The public polling was far better in the other two contests on the Virginia ballot that did not have a third-party candidate. The Huffington Post Pollster model showed -- I kid you not -- 43.7 percent for Obenshain, 43.7 percent for Herring. (The race was so close it is currently headed for a recount.) The model for the Lieutenant Governor's race was similarly accurate, predicting a Northam win by twelve points (as the voters were counted, the actual margin was eleven).

This alone seems to suggest that the inclusion of the third-party candidate complicated the public poll's ability to get it right in the governor's race. However, within the Quinnipiac survey is some additional evidence to support the case. Quinnipiac asked respondents how likely they were to stick with the choice they'd just made. Cuccinelli and McAuliffe supporters said they were quite certain they'd stick with their man; only 2 percent of McAuliffe and 3 percent of Cuccinelli voters said there was a good chance they'd change their minds. Meanwhile, nearly one out of four Sarvis voters said they might change their minds.

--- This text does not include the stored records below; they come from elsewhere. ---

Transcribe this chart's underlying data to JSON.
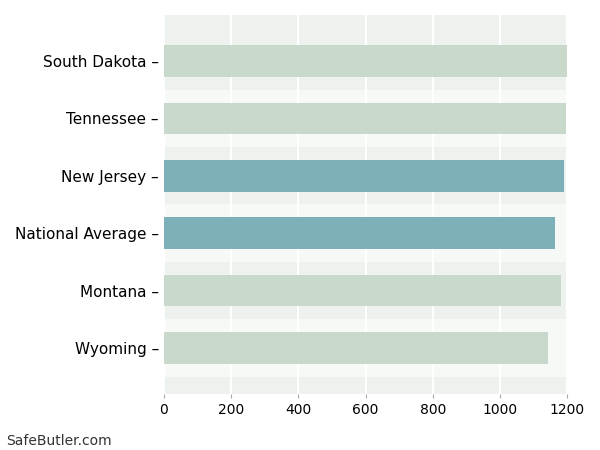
{
  "categories": [
    "South Dakota",
    "Tennessee",
    "New Jersey",
    "National Average",
    "Montana",
    "Wyoming"
  ],
  "values": [
    1200,
    1195,
    1190,
    1163,
    1182,
    1143
  ],
  "bar_colors": [
    "#c8d9cc",
    "#c8d9cc",
    "#7eb0ba",
    "#7eb0ba",
    "#c8d9cc",
    "#c8d9cc"
  ],
  "background_color": "#ffffff",
  "grid_color": "#ffffff",
  "plot_bg_color": "#edf2ee",
  "row_bg_colors": [
    "#edf2ee",
    "#f7f9f7"
  ],
  "xlim": [
    0,
    1200
  ],
  "xticks": [
    0,
    200,
    400,
    600,
    800,
    1000,
    1200
  ],
  "footnote": "SafeButler.com",
  "footnote_fontsize": 10,
  "label_fontsize": 11,
  "tick_fontsize": 10,
  "bar_height": 0.55
}
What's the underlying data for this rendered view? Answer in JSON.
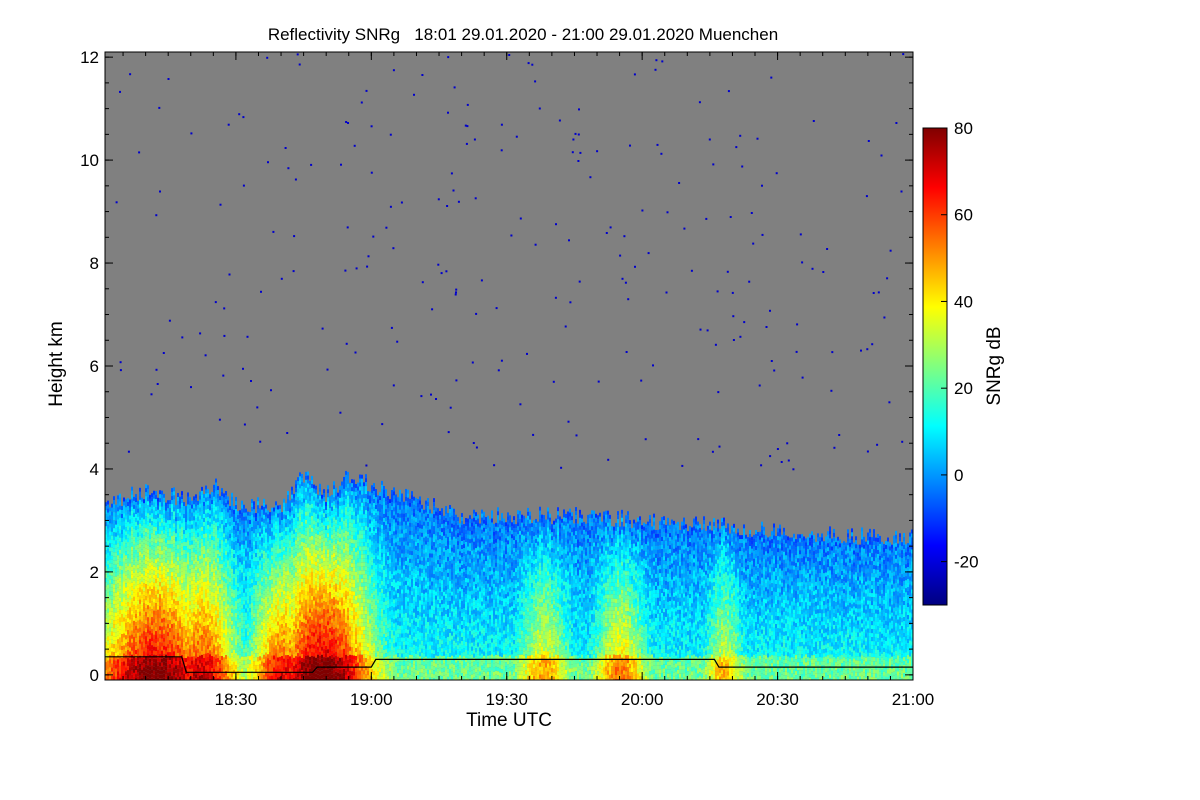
{
  "chart_data": {
    "type": "heatmap",
    "title": "Reflectivity SNRg   18:01 29.01.2020 - 21:00 29.01.2020 Muenchen",
    "xlabel": "Time UTC",
    "ylabel": "Height km",
    "x_range": [
      "18:01",
      "21:00"
    ],
    "x_ticks": [
      "18:30",
      "19:00",
      "19:30",
      "20:00",
      "20:30",
      "21:00"
    ],
    "y_range": [
      -0.1,
      12.1
    ],
    "y_ticks": [
      0,
      2,
      4,
      6,
      8,
      10,
      12
    ],
    "no_signal_color": "#808080",
    "noise_dot_color": "#0000cc",
    "colorbar": {
      "label": "SNRg dB",
      "range": [
        -30,
        80
      ],
      "ticks": [
        -20,
        0,
        20,
        40,
        60,
        80
      ],
      "colormap": [
        "#000080",
        "#0000ff",
        "#0080ff",
        "#00ffff",
        "#80ff80",
        "#ffff00",
        "#ff8000",
        "#ff0000",
        "#800000"
      ]
    },
    "echo_top_km": [
      [
        "18:01",
        3.3
      ],
      [
        "18:10",
        3.6
      ],
      [
        "18:20",
        3.4
      ],
      [
        "18:25",
        3.7
      ],
      [
        "18:30",
        3.3
      ],
      [
        "18:40",
        3.3
      ],
      [
        "18:45",
        3.9
      ],
      [
        "18:50",
        3.5
      ],
      [
        "18:55",
        3.9
      ],
      [
        "19:00",
        3.7
      ],
      [
        "19:10",
        3.4
      ],
      [
        "19:20",
        3.1
      ],
      [
        "19:30",
        3.1
      ],
      [
        "19:45",
        3.1
      ],
      [
        "20:00",
        3.0
      ],
      [
        "20:15",
        2.9
      ],
      [
        "20:30",
        2.8
      ],
      [
        "20:45",
        2.7
      ],
      [
        "21:00",
        2.7
      ]
    ],
    "cloud_base_km": [
      [
        "18:01",
        0.35
      ],
      [
        "18:18",
        0.35
      ],
      [
        "18:19",
        0.05
      ],
      [
        "18:47",
        0.05
      ],
      [
        "18:48",
        0.15
      ],
      [
        "19:00",
        0.15
      ],
      [
        "19:01",
        0.3
      ],
      [
        "20:16",
        0.3
      ],
      [
        "20:17",
        0.15
      ],
      [
        "21:00",
        0.15
      ]
    ]
  }
}
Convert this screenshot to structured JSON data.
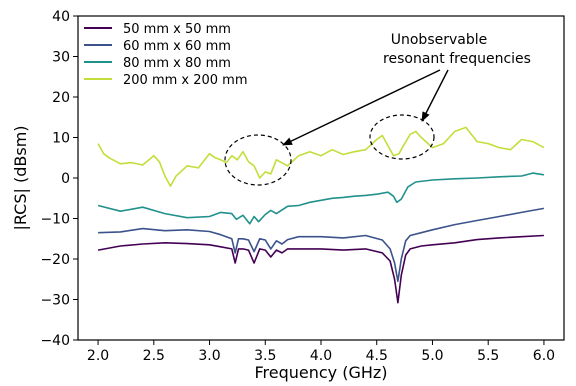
{
  "chart_data": {
    "type": "line",
    "xlabel": "Frequency (GHz)",
    "ylabel": "|RCS| (dBsm)",
    "xlim": [
      1.82,
      6.18
    ],
    "ylim": [
      -40,
      40
    ],
    "xticks": [
      "2.0",
      "2.5",
      "3.0",
      "3.5",
      "4.0",
      "4.5",
      "5.0",
      "5.5",
      "6.0"
    ],
    "yticks": [
      "40",
      "30",
      "20",
      "10",
      "0",
      "−10",
      "−20",
      "−30",
      "−40"
    ],
    "grid": false,
    "legend_position": "top-left",
    "series": [
      {
        "name": "50 mm x 50 mm",
        "color": "#440154",
        "x": [
          2.0,
          2.2,
          2.4,
          2.6,
          2.8,
          3.0,
          3.1,
          3.2,
          3.23,
          3.26,
          3.3,
          3.35,
          3.4,
          3.45,
          3.5,
          3.55,
          3.6,
          3.65,
          3.7,
          3.8,
          4.0,
          4.2,
          4.4,
          4.55,
          4.62,
          4.66,
          4.69,
          4.72,
          4.76,
          4.8,
          4.9,
          5.0,
          5.2,
          5.4,
          5.6,
          5.8,
          6.0
        ],
        "values": [
          -17.8,
          -16.8,
          -16.3,
          -16.0,
          -16.2,
          -16.5,
          -17.0,
          -17.5,
          -21.0,
          -17.5,
          -17.5,
          -17.8,
          -21.0,
          -17.5,
          -17.8,
          -19.5,
          -17.8,
          -18.5,
          -17.5,
          -17.5,
          -17.5,
          -17.8,
          -17.5,
          -18.5,
          -20.5,
          -25.0,
          -30.8,
          -24.0,
          -19.0,
          -17.5,
          -16.8,
          -16.5,
          -16.0,
          -15.2,
          -14.8,
          -14.5,
          -14.2
        ]
      },
      {
        "name": "60 mm x 60 mm",
        "color": "#3b528b",
        "x": [
          2.0,
          2.2,
          2.4,
          2.6,
          2.8,
          3.0,
          3.1,
          3.2,
          3.23,
          3.26,
          3.3,
          3.35,
          3.4,
          3.45,
          3.5,
          3.55,
          3.6,
          3.65,
          3.7,
          3.8,
          4.0,
          4.2,
          4.4,
          4.55,
          4.62,
          4.66,
          4.69,
          4.72,
          4.76,
          4.8,
          4.9,
          5.0,
          5.2,
          5.4,
          5.6,
          5.8,
          6.0
        ],
        "values": [
          -13.5,
          -13.3,
          -12.5,
          -13.0,
          -12.8,
          -13.2,
          -14.0,
          -15.0,
          -18.5,
          -15.0,
          -15.0,
          -15.3,
          -18.2,
          -15.0,
          -15.3,
          -17.5,
          -15.5,
          -16.3,
          -15.2,
          -14.5,
          -14.5,
          -14.8,
          -14.2,
          -15.3,
          -17.5,
          -21.0,
          -25.5,
          -20.0,
          -15.5,
          -14.2,
          -13.5,
          -12.8,
          -11.5,
          -10.5,
          -9.5,
          -8.5,
          -7.5
        ]
      },
      {
        "name": "80 mm x 80 mm",
        "color": "#21918c",
        "x": [
          2.0,
          2.2,
          2.4,
          2.6,
          2.8,
          3.0,
          3.1,
          3.2,
          3.24,
          3.3,
          3.36,
          3.4,
          3.44,
          3.5,
          3.55,
          3.6,
          3.7,
          3.8,
          3.9,
          4.0,
          4.1,
          4.2,
          4.3,
          4.4,
          4.5,
          4.6,
          4.65,
          4.68,
          4.72,
          4.78,
          4.85,
          5.0,
          5.2,
          5.4,
          5.6,
          5.8,
          5.9,
          6.0
        ],
        "values": [
          -6.8,
          -8.2,
          -7.2,
          -8.8,
          -9.8,
          -9.5,
          -8.5,
          -8.8,
          -10.2,
          -9.2,
          -11.3,
          -9.5,
          -10.8,
          -9.0,
          -8.0,
          -8.8,
          -7.0,
          -6.8,
          -6.0,
          -5.5,
          -5.0,
          -4.8,
          -4.5,
          -4.3,
          -4.0,
          -3.5,
          -4.5,
          -6.0,
          -5.2,
          -2.2,
          -1.0,
          -0.5,
          -0.2,
          0.0,
          0.3,
          0.5,
          1.2,
          0.8
        ]
      },
      {
        "name": "200 mm x 200 mm",
        "color": "#c5dd3a",
        "x": [
          2.0,
          2.05,
          2.1,
          2.2,
          2.3,
          2.4,
          2.5,
          2.55,
          2.6,
          2.65,
          2.7,
          2.8,
          2.9,
          3.0,
          3.05,
          3.1,
          3.15,
          3.2,
          3.25,
          3.3,
          3.35,
          3.4,
          3.45,
          3.5,
          3.55,
          3.6,
          3.7,
          3.8,
          3.9,
          4.0,
          4.1,
          4.2,
          4.3,
          4.4,
          4.5,
          4.55,
          4.6,
          4.65,
          4.7,
          4.75,
          4.8,
          4.85,
          4.9,
          5.0,
          5.1,
          5.2,
          5.3,
          5.4,
          5.5,
          5.6,
          5.7,
          5.8,
          5.9,
          6.0
        ],
        "values": [
          8.5,
          6.0,
          5.0,
          3.5,
          3.8,
          3.2,
          5.5,
          4.0,
          0.5,
          -2.0,
          0.5,
          3.0,
          2.5,
          6.0,
          5.0,
          4.5,
          3.8,
          5.5,
          4.5,
          6.5,
          4.0,
          3.0,
          0.0,
          1.5,
          1.0,
          4.5,
          3.0,
          5.5,
          6.5,
          5.5,
          7.0,
          5.8,
          6.5,
          7.0,
          9.5,
          10.5,
          8.0,
          5.5,
          6.0,
          8.5,
          10.8,
          11.5,
          10.0,
          7.5,
          8.5,
          11.5,
          12.5,
          9.0,
          8.5,
          7.5,
          7.0,
          9.5,
          9.0,
          7.5
        ]
      }
    ],
    "annotation": {
      "text_lines": [
        "Unobservable",
        "resonant frequencies"
      ]
    }
  }
}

The volatility of Sarvis voters seems to have added some uncertainty to the ballot test. Consider the many scenarios: Quinnipiac underestimated Cuccinelli's support among independents, and so it is possible that some of those independent Sarvis voters in the poll "came home" to Cuccinelli on election day. Or independent voters who leaned McAuliffe (but didn't really like him) felt safe casting a Sarvis "protest vote," figuring it wouldn't actually spoil the election given his large lead in the public polls. (How meta!) One could create theory after theory about what happened here. All we know is that Sarvis voters said they were still more up for grabs, tended to be more independent, and that the poll missed how independents would break -- therefore missing the ballot test.

The polls basically got it right in two out of three statewide contests, and missed the mark in the one race where a third party candidate added a higher level of uncertainty. While we may not know for sure, there seems to be some evidence that the "Sarvis factor" had something to do with why the polls got the size of McAuliffe's win wrong.